The reduction in LPS+IFNγ-induced NOS2 expression in C/EBPβ-null glial cultures seen by western blot was confirmed by immunocytochemistry. We did not observe by immunocytochemistry any NOS2-positive cells in untreated cultures (not shown), whereas in LPS- (not shown) and LPS+IFNγ-treated wild-type cultures, NOS2 immunoreactivity was observed in 14.0 ± 3.6% of total cells (Figure 5D, E). The vast majority of NOS2-positive cells in LPS+IFNγ-treated wild type mixed glial cultures also expressed CD11b (99.3 ± 1.4%; n = 11) and very rarely NOS2-positive cells expressed GFAP (0.6 ± 1.2%; n = 11) indicating that in these conditions NOS2 expression in mouse cortical mixed glial cultures is predominantly microglial. In C/EBPβ-null cultures the number of NOS2 cells was dramatically reduced after either LPS (not shown) or LPS+IFNγ treatments (Figure 5D, E). As seen in Figure 5D, the reduction of NOS2-positive cells could not be attributed to a reduction in microglial density.

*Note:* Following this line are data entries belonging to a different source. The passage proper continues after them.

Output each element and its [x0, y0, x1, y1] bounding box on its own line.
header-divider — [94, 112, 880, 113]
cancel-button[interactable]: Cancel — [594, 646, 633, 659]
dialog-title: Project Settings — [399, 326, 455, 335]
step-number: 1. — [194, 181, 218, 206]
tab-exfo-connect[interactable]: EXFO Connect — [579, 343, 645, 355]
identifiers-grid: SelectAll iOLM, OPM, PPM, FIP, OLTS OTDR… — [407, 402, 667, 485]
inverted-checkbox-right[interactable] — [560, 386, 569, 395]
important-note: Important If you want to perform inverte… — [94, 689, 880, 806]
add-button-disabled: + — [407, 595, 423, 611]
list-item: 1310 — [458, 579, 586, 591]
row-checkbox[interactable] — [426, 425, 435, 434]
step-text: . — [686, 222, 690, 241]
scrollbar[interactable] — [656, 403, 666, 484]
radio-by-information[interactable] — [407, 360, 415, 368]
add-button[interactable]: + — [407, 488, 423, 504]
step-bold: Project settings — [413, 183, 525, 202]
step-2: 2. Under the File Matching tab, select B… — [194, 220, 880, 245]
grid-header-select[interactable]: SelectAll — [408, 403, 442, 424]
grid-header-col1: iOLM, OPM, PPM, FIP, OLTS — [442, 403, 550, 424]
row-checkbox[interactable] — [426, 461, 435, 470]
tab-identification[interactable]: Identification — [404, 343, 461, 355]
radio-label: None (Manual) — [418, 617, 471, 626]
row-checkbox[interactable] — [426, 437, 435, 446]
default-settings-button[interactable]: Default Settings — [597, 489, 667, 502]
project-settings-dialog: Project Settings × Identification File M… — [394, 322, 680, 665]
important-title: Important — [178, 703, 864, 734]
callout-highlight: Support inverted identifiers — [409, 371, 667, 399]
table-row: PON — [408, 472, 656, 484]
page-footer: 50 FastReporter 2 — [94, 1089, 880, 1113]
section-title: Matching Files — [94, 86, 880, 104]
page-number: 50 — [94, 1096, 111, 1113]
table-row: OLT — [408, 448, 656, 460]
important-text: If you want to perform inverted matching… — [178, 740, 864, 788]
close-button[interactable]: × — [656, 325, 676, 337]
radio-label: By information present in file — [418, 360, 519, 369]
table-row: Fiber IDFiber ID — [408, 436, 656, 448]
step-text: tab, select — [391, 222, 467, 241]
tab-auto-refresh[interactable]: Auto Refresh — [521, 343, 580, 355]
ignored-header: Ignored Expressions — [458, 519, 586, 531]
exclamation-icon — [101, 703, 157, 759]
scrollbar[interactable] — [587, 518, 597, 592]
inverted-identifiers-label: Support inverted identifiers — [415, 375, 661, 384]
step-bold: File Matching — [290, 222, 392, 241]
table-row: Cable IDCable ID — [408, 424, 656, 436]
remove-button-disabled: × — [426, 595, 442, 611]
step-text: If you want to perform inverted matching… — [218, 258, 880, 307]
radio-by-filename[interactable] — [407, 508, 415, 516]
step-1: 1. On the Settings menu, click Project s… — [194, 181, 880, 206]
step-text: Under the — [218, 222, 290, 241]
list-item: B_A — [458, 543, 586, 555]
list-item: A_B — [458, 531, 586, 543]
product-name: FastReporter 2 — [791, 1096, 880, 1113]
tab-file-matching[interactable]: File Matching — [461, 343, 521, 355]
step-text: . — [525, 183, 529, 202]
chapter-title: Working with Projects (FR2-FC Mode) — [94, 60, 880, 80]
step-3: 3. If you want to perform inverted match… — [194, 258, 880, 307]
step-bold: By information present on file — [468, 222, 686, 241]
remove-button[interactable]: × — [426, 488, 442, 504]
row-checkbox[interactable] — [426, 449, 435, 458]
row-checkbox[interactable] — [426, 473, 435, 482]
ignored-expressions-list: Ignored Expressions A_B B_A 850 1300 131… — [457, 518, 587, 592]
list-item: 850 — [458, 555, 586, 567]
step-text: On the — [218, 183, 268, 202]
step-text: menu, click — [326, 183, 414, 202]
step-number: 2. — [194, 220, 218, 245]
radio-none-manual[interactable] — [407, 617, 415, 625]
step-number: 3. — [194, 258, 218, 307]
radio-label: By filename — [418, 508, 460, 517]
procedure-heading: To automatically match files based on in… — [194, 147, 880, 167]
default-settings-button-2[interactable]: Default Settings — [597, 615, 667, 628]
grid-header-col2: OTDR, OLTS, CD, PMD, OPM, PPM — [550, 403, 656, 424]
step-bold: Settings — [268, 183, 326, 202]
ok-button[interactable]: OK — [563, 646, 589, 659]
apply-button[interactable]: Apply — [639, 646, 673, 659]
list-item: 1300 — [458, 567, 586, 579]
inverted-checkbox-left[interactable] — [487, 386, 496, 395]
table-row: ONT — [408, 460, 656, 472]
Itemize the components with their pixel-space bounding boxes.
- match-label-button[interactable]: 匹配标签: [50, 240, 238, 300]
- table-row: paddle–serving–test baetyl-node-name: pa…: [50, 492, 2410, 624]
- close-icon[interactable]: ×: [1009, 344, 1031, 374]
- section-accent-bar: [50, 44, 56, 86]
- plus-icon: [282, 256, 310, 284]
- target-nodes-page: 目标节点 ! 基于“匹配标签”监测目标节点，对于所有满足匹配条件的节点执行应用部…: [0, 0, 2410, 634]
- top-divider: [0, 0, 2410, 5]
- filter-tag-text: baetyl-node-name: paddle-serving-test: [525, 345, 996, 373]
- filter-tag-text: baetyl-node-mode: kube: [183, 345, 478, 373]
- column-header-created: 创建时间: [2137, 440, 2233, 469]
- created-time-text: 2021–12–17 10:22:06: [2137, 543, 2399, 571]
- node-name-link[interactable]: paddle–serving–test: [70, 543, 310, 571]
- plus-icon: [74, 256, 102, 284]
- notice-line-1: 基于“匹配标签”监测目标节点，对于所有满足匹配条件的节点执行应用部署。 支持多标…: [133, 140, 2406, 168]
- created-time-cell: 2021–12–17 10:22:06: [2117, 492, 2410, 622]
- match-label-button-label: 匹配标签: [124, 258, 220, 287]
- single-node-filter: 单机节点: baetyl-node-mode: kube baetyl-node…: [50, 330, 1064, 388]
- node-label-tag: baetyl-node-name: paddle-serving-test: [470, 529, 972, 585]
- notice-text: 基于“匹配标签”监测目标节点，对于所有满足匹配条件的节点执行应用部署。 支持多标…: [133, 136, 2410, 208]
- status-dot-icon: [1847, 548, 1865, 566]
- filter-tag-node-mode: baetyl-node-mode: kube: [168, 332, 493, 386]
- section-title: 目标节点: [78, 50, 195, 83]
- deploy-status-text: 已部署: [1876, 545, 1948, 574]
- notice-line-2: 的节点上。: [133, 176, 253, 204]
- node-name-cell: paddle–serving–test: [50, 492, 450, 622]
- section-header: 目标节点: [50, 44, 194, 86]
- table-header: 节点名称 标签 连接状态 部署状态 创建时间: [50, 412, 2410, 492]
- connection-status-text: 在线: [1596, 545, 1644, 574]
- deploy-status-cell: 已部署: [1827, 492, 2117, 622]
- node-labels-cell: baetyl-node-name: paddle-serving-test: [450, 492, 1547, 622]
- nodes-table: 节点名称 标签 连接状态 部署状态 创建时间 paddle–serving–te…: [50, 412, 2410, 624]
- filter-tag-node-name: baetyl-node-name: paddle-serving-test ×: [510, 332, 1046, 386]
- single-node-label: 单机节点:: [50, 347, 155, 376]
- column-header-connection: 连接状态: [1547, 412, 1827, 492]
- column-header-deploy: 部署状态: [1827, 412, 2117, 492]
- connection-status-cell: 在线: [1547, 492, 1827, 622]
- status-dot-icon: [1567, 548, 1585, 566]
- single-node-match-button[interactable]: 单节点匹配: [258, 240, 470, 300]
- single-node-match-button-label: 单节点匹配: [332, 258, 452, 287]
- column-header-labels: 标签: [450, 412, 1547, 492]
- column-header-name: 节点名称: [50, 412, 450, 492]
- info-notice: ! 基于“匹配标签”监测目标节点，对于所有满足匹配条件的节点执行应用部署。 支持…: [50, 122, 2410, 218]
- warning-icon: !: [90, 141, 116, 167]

Activated microglia have strong neurotoxic potential [36]. The observations of reduced expression of pro-inflammatory mediators in LPS+IFNγ-activated C/EBPβ-null glial cells, particularly microglia, prompted us to analyze whether the neurotoxic effects of LPS+IFNγ-activated microglia could be attenuated by C/EBPβ absence. To this aim, wild-type and C/EBPβ-null microglial cells were isolated and co-cultured with wild-type neurons. No neuronal death was observed when neurons not co-cultured with microglia were treated with LPS+IFNγ or when neuron/wild-type microglia co-cultures were treated with LPS alone (data not shown). In contrast, LPS+IFNγ treatment of neuron/wild-type microglia co-cultures resulted in death of 51.2% of neurons, as estimated by MAP2/ABTS/ELISA (Figure 6). Interestingly, in neuron/C/EBPβ-null microglia co-cultures treated with LPS+IFNγ, MAP2 immunoreactivity levels were equal to control levels (Figure 6) indicating that the neurotoxicity induced by LPS+IFNγ-treated microglia was completely abolished in the absence of C/EBPβ. In this model, NO production plays a major role in the neurotoxicity elicited by activated microglia since the NOS2 inhibitor 1400W (10 μM) completely abolished neuronal death in LPS+IFNγ-treated neuron/microglia co-cultures (Gresa-Arribas et al, unpublished observations).